(Anotación importante: el 25 de marzo coincidió este año con el Lunes santo. La semana santa y la octava de pascua son los días más sagrados del año litúrgico. Ninguna otra celebración los puede superar y cambiar. Pero, al mismo tiempo, la Anunciación o la Encarnación es de tal relevancia que no puede dejar de celebrarse. Por esta razón, esa solemnidad debe trasladarse al primer día hábil para ello, que es justo hoy, lunes 8 de abril).

La basílica de la Anunciación es el templo más grande propiedad de la Custodia Franciscana de Tierra Santa. En aquel bendito lugar comenzó la correría humana del Unigénito de Dios. El templo está bellamente construido: en la planta baja se conserva el lugar que se considera la casa de la Virgen y, por lo tanto, el lugar en que aconteció la visita de Gabriel. En la planta primera está la gran basílica, pero con una gran abertura circular en el suelo, justo en el centro de la basílica, donde mirando hacia abajo se ve la casa de la Virgen.

La fiesta que hoy celebramos conlleva un doble ocultamiento. El primero y más impresionante consiste en que el Creador se convierte en diminuta criatura. Es como si el sol se convirtiera en una pequeña bombilla. Aquél que es eterno e inmenso asume una diminuta naturaleza creada. El salto del infinito más absoluto al finito más pequeño e indefenso en el seno de María, el tamaño de un óvulo.

El segundo ocultamiento es el hecho mismo de la concepción. La Virgen María dijo que sí al anuncio del ángel: «He aquí la esclava del Señor; hágase en mí según tu palabra». Entonces, por obra y gracia del Espíritu Santo, el Verbo de Dios se hizo carne en las entrañas de la humilde nazarena. Así estableció su morada en la tierra: en un óvulo fecundado en el seno de María.

Es un momento invisible al ojo humano, muy oculto. Incluso para la mujer que concibe, ese momento exacto en que aparece una nueva persona en su seno resulta desconocido. En María se produjo en el instante mismo de su «sí» y, por lo tanto, es la única mujer que ha conocido el día y la hora de su embarazo. Pero el resto de mujeres no conocen el instante exacto de la concepción, aunque en realidad sí lo haya. Se manejan fechas aproximadas, pero en los días posteriores a la relación conyugal sólo a través de la tecnología actual se podría detectar el momento mismo de la fecundación.

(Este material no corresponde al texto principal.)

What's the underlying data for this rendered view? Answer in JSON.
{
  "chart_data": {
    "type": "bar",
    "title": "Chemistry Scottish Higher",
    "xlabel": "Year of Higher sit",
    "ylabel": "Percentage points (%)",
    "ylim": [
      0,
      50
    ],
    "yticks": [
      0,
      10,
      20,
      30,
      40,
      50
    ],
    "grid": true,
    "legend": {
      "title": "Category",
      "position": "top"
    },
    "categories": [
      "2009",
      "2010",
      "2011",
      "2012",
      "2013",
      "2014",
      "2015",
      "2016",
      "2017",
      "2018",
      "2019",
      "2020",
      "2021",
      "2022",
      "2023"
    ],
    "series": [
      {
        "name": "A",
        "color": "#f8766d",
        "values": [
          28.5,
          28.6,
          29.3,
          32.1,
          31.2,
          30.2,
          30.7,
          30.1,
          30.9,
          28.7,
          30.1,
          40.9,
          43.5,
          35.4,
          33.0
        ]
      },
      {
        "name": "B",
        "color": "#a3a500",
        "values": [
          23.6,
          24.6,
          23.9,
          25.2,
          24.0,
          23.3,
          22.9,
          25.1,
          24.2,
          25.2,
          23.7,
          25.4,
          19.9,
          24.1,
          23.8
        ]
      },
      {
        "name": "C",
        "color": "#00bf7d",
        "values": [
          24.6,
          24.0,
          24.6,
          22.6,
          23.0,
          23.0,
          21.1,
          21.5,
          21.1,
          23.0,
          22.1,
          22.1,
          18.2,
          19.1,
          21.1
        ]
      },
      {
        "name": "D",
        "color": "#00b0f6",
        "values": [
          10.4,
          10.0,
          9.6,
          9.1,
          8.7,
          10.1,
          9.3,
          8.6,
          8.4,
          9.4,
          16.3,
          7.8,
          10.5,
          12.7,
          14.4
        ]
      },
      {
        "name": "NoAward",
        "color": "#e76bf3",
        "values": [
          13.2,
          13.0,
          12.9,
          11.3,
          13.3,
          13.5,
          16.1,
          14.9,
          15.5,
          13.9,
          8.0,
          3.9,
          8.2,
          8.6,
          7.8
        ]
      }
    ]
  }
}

Todos los seres humanos hemos tenido un comienzo así: venimos a la existencia en el momento de la concepción. El instante antes de esa concepción no somos nada; pero tras la concepción, ya lo somos todo. En Jesús el proceso tiene un movimiento inverso: el instante antes lo es Todo infinito; el instante después, disminuye infinitamente hasta el tamaño de un óvulo fecundado. No disminuye su naturaleza divina en nada, que es inmutable por sí misma, pero al asumir la naturaleza humana se hace verdaderamente una criatura humana, comenzando por el momento más humilde de todos: el momento invisible al mundo de la concepción.

La tecnología actual nos permite asomarnos cada vez con mayor precisión al misterioso don de la vida, de su comunicación y de su origen. Es maravilloso saber que el ADN, nuestro DNI biológico, lo más genuino que tiene cada una de las personas que habitamos este mundo, se da en ese momento oculto a nuestros ojos. ¡En la concepción ya lo somos todo! Tan sólo necesitamos tiempo para desarrollarlo. ¡Viva la vida! ¡Y viva la Vida, que se ha encarnado en María!

Litúrgicamente es mucho más relevante el momento del nacimiento que el de la concepción. Históricamente ha sido así por motivos obvios: ni la tecnología permitió asomarse a tan gran misterio, ni la cultura abandonó el sentido común de considerar la concepción como el don de una vida nueva. En los momentos actuales en que la vida humana es abiertamente despreciada en el momento de su concepción, yo sería partidario de celebrar la Encarnación de modo muchísimo más solemne que el del nacimiento. Al fin y al cabo, el 25 de diciembre Jesús ya lleva nueve meses encarnado.